Cidde (UNA) - İslam İşbirliği Teşkilatı (İİT), ABD Başkanı Donald Trump'ın Filistin halkını Gazze Şeridi dışına çıkarma çağrısı, Filistin toprakları üzerindeki iddia edilen İsrail egemenliğine verdiği destek ve UNRWA'ya sağlanan fonların askıya alınmasına ilişkin açıklamalarını kınadı ve kınadı. Bu açıklamaların işgalin, sömürgeci yerleşimin ve Filistin topraklarının zorla ele geçirilmesinin pekişmesine katkıda bulunduğunu, uluslararası hukuk ilkelerinin ve Güvenlik Konseyi Kararı 2334 dahil olmak üzere ilgili Birleşmiş Milletler kararlarının açık bir ihlalini oluşturduğunu ve barış şansını zayıflatıp bölgeyi istikrarsızlaştırma ihtimalinin yüksek olduğunu belirtti.
Örgüt ayrıca işgal altındaki Filistin topraklarının coğrafi, demografik veya hukuki gerçekliğini değiştirmeyi amaçlayan her türlü planı kesin bir şekilde reddettiğini belirterek, Gazze Şeridi'nin işgal altındaki Filistin Devleti'nin ayrılmaz bir parçası olduğunu vurgulayarak, kapsamlı ve sürdürülebilir bir ateşkes sağlanması, İsrail işgalinin tamamen geri çekilmesi, Filistinlilerin topraklarındaki kararlılıklarının güçlendirilmesi ve evlerine güvenli bir şekilde dönmeleri, Gazze Şeridi'ne acil yardım, ekonomik iyileşme ve yeniden inşa sağlanması ve İsrail işgalinin Filistin halkına karşı işlediği tüm suçların hesap verebilirliğinin sağlanması için ortak çaba gösterilmesi çağrısında bulundu.
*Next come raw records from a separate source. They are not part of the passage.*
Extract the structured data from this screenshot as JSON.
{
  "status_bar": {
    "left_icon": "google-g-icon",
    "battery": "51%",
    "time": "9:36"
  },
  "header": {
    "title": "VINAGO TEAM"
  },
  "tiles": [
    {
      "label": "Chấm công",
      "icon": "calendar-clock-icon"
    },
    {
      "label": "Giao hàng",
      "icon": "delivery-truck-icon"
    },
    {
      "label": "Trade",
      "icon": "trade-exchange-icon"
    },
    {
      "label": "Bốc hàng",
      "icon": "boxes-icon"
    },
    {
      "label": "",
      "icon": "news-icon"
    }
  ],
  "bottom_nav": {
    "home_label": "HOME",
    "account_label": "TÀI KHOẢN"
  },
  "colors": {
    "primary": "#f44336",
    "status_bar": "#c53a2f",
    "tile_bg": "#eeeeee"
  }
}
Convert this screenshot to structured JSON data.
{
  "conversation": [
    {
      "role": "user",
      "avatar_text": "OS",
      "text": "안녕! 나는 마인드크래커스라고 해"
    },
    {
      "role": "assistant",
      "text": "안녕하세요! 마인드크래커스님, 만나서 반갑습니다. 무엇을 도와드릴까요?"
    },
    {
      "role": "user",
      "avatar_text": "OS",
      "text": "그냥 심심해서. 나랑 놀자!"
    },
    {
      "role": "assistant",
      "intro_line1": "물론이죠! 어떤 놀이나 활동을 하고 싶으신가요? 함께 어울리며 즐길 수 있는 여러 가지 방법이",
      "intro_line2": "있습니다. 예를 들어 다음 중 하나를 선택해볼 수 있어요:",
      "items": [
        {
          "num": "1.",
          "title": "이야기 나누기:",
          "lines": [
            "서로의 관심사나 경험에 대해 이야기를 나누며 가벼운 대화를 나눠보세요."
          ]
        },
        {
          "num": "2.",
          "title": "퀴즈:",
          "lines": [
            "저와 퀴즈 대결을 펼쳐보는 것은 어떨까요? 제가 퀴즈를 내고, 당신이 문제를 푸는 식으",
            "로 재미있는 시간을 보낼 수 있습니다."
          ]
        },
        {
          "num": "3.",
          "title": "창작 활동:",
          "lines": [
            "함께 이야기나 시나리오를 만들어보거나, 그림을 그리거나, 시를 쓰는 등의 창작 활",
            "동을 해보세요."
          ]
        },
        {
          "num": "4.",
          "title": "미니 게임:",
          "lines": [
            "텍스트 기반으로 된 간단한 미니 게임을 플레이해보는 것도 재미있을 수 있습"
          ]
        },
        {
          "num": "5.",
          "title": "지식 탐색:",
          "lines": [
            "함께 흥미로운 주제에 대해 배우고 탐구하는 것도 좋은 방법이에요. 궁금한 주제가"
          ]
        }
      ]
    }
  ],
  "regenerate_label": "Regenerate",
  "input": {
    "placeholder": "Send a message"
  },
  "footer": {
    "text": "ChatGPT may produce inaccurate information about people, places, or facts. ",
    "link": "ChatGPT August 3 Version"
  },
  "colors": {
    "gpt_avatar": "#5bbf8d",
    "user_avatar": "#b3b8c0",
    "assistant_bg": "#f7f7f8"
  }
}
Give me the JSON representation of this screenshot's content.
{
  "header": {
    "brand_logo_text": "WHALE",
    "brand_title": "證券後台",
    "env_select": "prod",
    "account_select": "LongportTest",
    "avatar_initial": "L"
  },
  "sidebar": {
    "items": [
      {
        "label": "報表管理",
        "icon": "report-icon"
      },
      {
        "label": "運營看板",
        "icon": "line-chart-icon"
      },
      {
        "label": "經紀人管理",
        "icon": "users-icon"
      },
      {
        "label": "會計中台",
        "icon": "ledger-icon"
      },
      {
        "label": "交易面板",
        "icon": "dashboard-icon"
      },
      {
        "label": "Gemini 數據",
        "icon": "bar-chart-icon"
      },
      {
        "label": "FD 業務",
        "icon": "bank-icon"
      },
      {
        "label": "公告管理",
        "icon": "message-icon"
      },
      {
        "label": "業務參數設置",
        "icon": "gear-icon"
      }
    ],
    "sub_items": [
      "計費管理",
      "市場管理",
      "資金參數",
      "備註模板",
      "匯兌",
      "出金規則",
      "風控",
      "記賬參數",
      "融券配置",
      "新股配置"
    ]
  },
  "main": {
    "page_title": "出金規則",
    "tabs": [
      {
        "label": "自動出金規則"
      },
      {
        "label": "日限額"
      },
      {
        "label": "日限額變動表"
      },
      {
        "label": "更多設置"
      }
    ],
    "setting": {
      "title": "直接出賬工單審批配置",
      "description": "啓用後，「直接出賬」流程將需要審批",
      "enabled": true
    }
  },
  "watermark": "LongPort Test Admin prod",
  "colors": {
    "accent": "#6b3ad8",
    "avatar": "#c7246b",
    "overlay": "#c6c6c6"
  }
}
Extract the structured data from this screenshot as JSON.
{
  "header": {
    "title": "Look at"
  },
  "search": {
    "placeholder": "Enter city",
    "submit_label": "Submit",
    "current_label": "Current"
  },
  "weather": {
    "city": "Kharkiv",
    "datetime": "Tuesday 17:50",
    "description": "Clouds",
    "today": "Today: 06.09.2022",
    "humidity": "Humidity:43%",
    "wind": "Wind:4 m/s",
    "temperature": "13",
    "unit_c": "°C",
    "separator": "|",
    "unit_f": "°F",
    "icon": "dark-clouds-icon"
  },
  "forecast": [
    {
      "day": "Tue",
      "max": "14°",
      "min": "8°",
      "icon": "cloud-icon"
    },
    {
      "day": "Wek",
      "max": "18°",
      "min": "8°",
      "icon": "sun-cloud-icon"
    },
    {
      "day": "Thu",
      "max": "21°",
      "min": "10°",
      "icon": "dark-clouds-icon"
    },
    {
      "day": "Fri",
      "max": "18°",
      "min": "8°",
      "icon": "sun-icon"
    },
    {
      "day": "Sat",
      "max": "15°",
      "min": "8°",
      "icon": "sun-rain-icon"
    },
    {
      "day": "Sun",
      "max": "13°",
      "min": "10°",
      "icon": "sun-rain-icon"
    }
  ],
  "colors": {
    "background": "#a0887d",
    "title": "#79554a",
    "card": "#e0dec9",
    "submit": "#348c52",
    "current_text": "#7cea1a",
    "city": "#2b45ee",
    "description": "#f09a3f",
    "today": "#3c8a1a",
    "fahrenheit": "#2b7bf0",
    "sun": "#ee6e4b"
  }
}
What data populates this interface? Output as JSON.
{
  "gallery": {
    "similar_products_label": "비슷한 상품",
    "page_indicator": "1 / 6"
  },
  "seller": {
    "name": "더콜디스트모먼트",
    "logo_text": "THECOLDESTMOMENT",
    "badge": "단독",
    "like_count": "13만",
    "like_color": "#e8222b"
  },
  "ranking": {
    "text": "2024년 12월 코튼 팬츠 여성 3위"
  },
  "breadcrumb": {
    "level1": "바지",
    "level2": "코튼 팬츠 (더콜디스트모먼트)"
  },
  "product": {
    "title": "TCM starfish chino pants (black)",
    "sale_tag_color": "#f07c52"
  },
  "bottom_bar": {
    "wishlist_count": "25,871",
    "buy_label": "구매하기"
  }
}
Öte yandan örgüt, UNRWA'ya ve onun merkezi ve yeri doldurulamaz rolüne olan kararlı desteğini yineleyerek, varlığını veya yasal yetkisini baltalamaya yönelik her türlü girişimi mutlak bir şekilde reddettiğini, UNRWA'yı en önemli insani ve yardım önceliği, Filistinli mültecilerin haklarına yönelik uluslararası bağlılığın tanığı ve bölgede istikrar unsuru olarak gördüğünü ifade etti.
Örgüt ayrıca Filistin halkıyla mutlak dayanışmasını ve Filistin halkının tek meşru temsilcisi olan Filistin Kurtuluş Örgütü çerçevesinde, Gazze Şeridi, Batı Şeria ve başkenti Doğu Kudüs olmak üzere 1967 Haziran XNUMX sınırlarında bağımsız Filistin Devleti'nin egemenliğinin ve kendi kaderini tayin hakkının da dahil olduğu devredilemez haklarının yeniden tesis edilmesi için verdiği haklı mücadelesine kararlı desteğini teyit etmiş, bölgede adil, kalıcı ve kapsamlı bir barışın sağlanmasını, İsrail işgalinin sona erdirilmesini ve uluslararası hukuk ilkelerine, Birleşmiş Milletler Şartı'na ve ilgili kararlarına ve Arap Barış Girişimi'ne dayalı iki devletli çözümün uygulanmasını hedefleyen uluslararası çabaları destekleme taahhüdünü yinelemiştir.